Programming & Development / April 9, 2025

LeetCode 138: Copy List with Random Pointer in Go – Three-Pass Deep Copy Strategy

Go Golang LeetCode Copy List with Random Pointer Linked List Deep Copy HashMap In-place Algorithm

Introduction

LeetCode 138: Copy List with Random Pointer challenges you to deeply clone a linked list where each node has an additional pointer called random, which can point to any node in the list or be nil.

This problem helps you master techniques in linked list traversal, deep copy, and pointer manipulation.

Problem Statement

You are given a special linked list where each node contains:

  • An integer val
  • A pointer next to the next node
  • A pointer random to any node (or nil)

Your task is to return a deep copy of the list.

Example:

css

Input:
    Node1(val=7) -> Node2(val=13) -> Node3(val=11) ...
    Random pointers: 13 → 7, 11 → 1, etc.

Output:
    A deep copy of the original list with identical structure and random pointers.

Approach

There are two popular solutions:

Approach 1: Hash Map (Simpler, Extra Space)

  1. First pass: Create a mapping of old nodes to new nodes.
  2. Second pass: Assign next and random pointers using the map.

Approach 2: In-Place Interleaving (No Extra Space)

  1. First pass: For each original node, insert its copy directly after it.
  2. Second pass: Set the random pointer of each copy.
  3. Third pass: Restore the original list and extract the deep copy.

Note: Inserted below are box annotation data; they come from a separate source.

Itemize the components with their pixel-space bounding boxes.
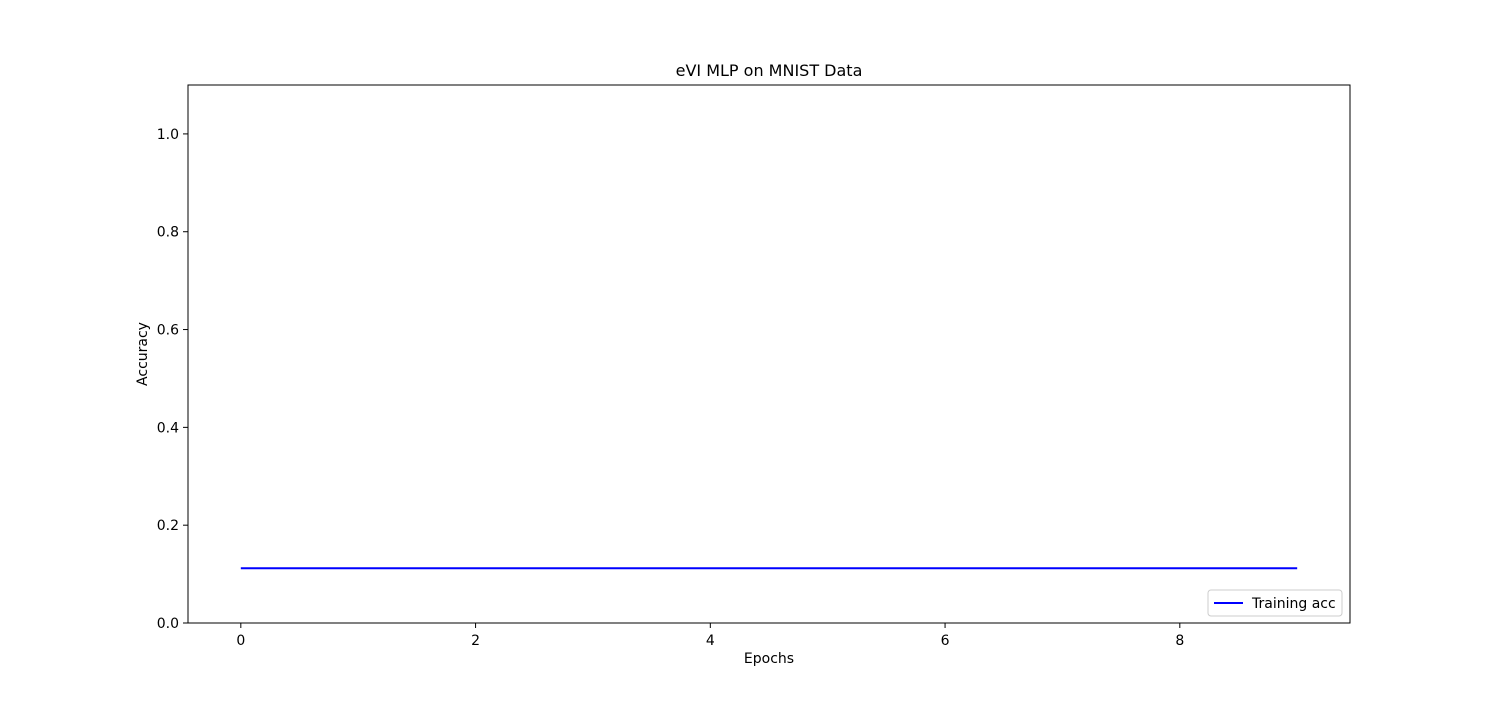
- x-tick-label: 8: [1175, 633, 1184, 649]
- legend-entry-training-acc: Training acc: [1251, 596, 1336, 612]
- x-tick-label: 6: [941, 633, 950, 649]
- x-tick-label: 4: [706, 633, 715, 649]
- y-tick-label: 1.0: [157, 127, 179, 143]
- plot-frame: [187, 84, 1351, 624]
- y-tick-label: 0.8: [157, 225, 179, 241]
- x-tick-label: 2: [471, 633, 480, 649]
- x-axis-label: Epochs: [744, 651, 794, 667]
- y-tick-label: 0.4: [157, 420, 179, 436]
- y-tick-label: 0.6: [157, 323, 179, 339]
- legend-box: [1207, 589, 1343, 617]
- y-axis-ticks: 0.0 0.2 0.4 0.6 0.8 1.0: [157, 127, 188, 632]
- y-axis-label: Accuracy: [135, 322, 151, 386]
- x-axis-ticks: 0 2 4 6 8: [236, 623, 1184, 649]
- legend: Training acc: [1207, 589, 1343, 617]
- chart-title: eVI MLP on MNIST Data: [676, 61, 863, 80]
- y-tick-label: 0.2: [157, 518, 179, 534]
- y-tick-label: 0.0: [157, 616, 179, 632]
- x-tick-label: 0: [236, 633, 245, 649]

We’ll implement Approach 2, which is clever, elegant, and uses O(1) space.

Go Implementation

go

package main

import "fmt"

type Node struct {
    Val    int
    Next   *Node
    Random *Node
}

func copyRandomList(head *Node) *Node {
    if head == nil {
        return nil
    }

    // Step 1: Interleave original and copied nodes
    for curr := head; curr != nil; {
        next := curr.Next
        copy := &Node{Val: curr.Val}
        curr.Next = copy
        copy.Next = next
        curr = next
    }

    // Step 2: Assign random pointers to the copied nodes
    for curr := head; curr != nil; curr = curr.Next.Next {
        if curr.Random != nil {
            curr.Next.Random = curr.Random.Next
        }
    }

    // Step 3: Separate the two lists
    dummy := &Node{}
    copyCurr, curr := dummy, head
    for curr != nil {
        next := curr.Next.Next

        copy := curr.Next
        copyCurr.Next = copy
        copyCurr = copy

        curr.Next = next
        curr = next
    }

    return dummy.Next
}

Time and Space Complexity

MetricComplexityTime ComplexityO(n)Space ComplexityO(1)

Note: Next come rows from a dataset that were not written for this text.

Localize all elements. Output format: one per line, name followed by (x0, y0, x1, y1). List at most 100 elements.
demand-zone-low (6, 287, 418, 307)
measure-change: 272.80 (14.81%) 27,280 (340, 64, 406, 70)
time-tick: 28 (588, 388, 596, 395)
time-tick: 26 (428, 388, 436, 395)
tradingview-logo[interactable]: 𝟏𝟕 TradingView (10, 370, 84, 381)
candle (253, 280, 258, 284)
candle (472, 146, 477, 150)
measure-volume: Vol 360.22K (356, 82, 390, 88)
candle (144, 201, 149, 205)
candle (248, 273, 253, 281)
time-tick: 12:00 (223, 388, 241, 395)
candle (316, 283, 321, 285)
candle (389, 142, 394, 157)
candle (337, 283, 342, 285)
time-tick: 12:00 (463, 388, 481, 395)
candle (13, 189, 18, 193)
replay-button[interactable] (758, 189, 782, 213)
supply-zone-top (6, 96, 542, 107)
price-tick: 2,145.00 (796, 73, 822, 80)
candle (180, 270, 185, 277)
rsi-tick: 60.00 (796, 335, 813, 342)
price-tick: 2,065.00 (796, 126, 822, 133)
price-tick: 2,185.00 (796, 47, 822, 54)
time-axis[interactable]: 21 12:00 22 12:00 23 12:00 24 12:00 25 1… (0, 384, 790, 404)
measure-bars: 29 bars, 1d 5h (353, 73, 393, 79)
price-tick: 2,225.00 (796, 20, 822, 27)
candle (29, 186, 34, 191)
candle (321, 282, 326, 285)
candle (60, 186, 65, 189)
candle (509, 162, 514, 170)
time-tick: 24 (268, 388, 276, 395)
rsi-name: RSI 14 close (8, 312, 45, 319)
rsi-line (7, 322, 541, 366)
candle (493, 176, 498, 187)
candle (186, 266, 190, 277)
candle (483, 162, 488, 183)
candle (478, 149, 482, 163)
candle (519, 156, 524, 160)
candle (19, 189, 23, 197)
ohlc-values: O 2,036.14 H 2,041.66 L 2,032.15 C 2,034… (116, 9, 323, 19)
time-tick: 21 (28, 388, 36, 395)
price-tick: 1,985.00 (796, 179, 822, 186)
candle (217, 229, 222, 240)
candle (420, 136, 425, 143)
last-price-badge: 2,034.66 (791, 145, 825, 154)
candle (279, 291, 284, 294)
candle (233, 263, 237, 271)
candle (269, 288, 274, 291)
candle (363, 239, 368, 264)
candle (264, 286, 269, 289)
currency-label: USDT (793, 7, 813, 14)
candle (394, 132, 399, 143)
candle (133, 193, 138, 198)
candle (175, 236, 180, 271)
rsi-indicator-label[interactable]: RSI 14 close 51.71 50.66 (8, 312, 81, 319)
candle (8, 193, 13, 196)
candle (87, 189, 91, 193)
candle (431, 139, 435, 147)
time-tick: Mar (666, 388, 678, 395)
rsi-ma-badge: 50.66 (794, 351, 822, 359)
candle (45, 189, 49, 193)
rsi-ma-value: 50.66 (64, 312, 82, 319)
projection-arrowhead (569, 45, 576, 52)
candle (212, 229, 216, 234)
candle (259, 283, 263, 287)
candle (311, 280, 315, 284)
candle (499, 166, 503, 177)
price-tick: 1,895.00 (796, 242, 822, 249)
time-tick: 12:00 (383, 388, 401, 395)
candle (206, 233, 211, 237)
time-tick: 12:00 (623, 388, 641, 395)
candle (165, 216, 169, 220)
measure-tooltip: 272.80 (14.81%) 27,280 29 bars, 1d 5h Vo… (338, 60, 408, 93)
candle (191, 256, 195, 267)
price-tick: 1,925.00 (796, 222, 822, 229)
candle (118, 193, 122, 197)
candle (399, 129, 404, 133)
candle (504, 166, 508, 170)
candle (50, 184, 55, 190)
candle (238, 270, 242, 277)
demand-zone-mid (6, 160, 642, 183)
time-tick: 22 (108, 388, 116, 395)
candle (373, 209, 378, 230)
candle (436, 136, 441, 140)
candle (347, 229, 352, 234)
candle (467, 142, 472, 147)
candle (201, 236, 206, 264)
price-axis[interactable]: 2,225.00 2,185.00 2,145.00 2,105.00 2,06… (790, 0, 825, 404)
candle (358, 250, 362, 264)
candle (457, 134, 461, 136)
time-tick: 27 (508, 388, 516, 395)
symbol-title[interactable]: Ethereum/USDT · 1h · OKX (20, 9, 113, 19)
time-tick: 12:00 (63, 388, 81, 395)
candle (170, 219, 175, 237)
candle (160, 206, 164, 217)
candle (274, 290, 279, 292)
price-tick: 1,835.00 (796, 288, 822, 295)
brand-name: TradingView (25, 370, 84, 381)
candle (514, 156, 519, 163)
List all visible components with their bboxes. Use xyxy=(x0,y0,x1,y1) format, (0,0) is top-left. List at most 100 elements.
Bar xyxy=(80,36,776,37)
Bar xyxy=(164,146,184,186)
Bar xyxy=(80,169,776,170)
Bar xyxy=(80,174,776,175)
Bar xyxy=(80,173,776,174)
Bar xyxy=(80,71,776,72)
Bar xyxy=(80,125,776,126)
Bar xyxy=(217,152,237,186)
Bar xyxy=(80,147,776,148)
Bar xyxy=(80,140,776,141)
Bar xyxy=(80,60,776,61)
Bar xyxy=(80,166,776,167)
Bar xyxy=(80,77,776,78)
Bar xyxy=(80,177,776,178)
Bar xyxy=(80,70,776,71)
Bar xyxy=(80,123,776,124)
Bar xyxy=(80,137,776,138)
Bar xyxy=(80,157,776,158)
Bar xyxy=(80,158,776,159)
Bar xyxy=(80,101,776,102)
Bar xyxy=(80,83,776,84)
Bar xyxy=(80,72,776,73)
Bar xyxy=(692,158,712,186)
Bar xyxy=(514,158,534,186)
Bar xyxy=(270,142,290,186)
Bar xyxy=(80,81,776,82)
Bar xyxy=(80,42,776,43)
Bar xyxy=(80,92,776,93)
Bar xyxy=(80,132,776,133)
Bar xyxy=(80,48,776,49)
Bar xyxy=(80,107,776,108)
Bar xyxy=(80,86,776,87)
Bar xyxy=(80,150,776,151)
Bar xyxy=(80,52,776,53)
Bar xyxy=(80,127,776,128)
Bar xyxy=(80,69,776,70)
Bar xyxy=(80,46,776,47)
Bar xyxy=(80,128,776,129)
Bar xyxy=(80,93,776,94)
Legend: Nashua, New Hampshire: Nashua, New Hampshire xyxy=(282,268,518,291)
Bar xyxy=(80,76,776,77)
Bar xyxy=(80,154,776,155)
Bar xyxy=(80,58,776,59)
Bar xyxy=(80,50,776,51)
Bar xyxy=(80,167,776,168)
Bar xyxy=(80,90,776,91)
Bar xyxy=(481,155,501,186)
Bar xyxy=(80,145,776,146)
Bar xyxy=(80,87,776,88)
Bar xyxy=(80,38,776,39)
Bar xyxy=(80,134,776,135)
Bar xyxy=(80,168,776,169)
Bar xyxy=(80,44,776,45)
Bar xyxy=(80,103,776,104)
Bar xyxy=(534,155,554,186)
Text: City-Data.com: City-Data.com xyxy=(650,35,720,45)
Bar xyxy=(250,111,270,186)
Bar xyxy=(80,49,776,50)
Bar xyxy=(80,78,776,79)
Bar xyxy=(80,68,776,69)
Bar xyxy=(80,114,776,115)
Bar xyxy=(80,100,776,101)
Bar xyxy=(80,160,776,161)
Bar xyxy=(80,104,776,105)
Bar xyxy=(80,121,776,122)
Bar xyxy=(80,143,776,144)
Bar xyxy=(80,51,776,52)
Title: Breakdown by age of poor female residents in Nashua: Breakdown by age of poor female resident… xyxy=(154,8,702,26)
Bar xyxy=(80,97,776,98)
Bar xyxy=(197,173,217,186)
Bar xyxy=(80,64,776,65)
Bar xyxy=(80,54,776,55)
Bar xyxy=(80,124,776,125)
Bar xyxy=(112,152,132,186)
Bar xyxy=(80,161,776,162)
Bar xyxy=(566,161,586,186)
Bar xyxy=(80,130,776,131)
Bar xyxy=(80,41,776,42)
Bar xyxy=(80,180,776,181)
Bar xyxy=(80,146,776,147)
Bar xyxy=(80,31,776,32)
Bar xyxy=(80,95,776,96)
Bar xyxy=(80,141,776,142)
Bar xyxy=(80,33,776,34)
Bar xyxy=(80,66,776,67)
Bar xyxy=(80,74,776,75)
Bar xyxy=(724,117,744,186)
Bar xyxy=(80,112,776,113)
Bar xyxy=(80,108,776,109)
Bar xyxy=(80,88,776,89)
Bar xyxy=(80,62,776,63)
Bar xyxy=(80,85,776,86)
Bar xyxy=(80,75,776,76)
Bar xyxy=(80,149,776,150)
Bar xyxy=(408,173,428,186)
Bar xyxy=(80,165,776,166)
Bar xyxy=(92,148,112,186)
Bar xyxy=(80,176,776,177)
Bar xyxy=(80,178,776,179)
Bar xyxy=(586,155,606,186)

  • Time: We pass through the list three times → O(n)
  • Space: No extra space used besides a few pointers.

Why This Works

By interleaving the copied nodes right after the originals, we gain access to both the old and new nodes during traversal. This simplifies the setup of random pointers and allows us to avoid a hashmap, keeping space complexity constant.

Edge Cases

  • Empty list (head == nil)
  • List where random points to nil or the same node
  • Only one node in the list

Conclusion

LeetCode 138: Copy List with Random Pointer is a great example of clever in-place manipulation. It teaches how to traverse and modify linked structures without additional memory, making it both a practical and elegant problem—perfect for coding interviews and mastering pointer-based logic in Go.